• Augusta State University, Georgia
• Berea College, Kentucky
• California State University-Bakersfield
• California State University-Sacramento
• Clarion University of Pennsylvania
• College of Saint Elizabeth, New Jersey
• College of the Ozarks, Missouri
• CUNY Hunter College, New York
• CUNY York College, New York
• Dalton State College, Georgia
• Elizabeth City State University, North Carolina
• Ferrum College, Virginia
• Lane College, Tennessee
• Mount Carmel College of Nursing, Ohio
• Pomona College, California
• Princeton University, New Jersey
• University of Houston-Clear Lake, Texas
• University of Maine at Fort Kent, Maine
• Williams College, Massachusetts
• Yale University, Connecticut
Source: The Project on Student Debt
What do Yale University, the College of the Ozarks and Dalton State College have in common?
Students at these institutions graduate with some of the lowest debt in the nation, according to a new report from the Project on Student Debt. The project is an initiative of the Institute for College Access and Success, a nonprofit research and policy organization that studies college affordability and availability.
The average debt for a Dalton State graduate is $6,811, compared with an average of $22,443 for Georgia's higher education students, according to the project. A semester's tuition and fees are $1,866 for in-state students at Dalton State and $5,700 for out-of-state students, according to the college's website.
Dalton State hopes to capitalize on its affordability rankings, officials said.
"We for years have said we offer a quality program at an affordable cost, but now we have the data to back that up," said Jodi S. Johnson, vice president for enrollment and student services at Dalton State.
The report lists 20 colleges and universities nationally whose students had the lowest debt for 2011. The institutions reported average student debt to be between $3,000 and $9,750, and annual tuition ranges from $900 to $41,450.
The colleges range from private nonprofit colleges with large endowments, such as Yale, that may give generous grants to low-income students, to colleges such as the College of the Ozarks in Point Lookout, Mo., where students work instead of paying tuition.
The study found that colleges, including Dalton State, enroll many low-income students who receive aid, including the Pell grant.
About 70 percent of Dalton State students receive some sort of need-based aid, Johnson said.
A high number of working students also may contribute to low student debt, she said. The last time she saw the number, about 70 percent of Dalton State students were employed either part or full time, Johnson said.

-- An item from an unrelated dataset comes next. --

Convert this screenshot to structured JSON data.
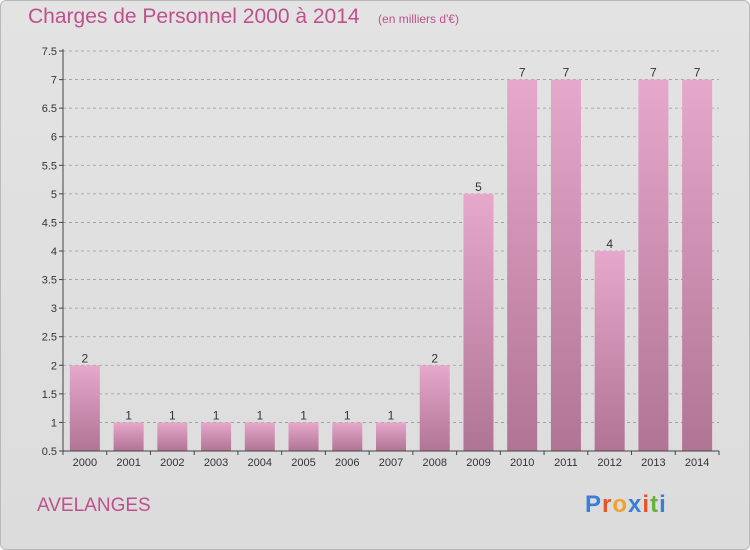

"A number of our students, particularly those in programs like nursing, are able to work through at least their third or fourth year," she said. "They may only have one or two years of loans to take out."
Though only one college in Tennessee made the low-debt list, the state as a whole has one of the lowest average student debts at $20,703.
Russ Deaton, associate executive director of fiscal policy and administration at the Tennessee Higher Education Commission, said that may be because financial aid programs largely have been shielded from higher education funding cuts.
"It's a policy success story -- you've got large-scale financial aid programs and affordable tuition," Deaton said.
Five colleges in Tennessee were listed as "Best Value Schools" by U.S. News & World Report, including two in the region: Lee University (No. 12 in Regional Universities) and the University of Tennessee at Chattanooga (No. 14 in Regional Universities).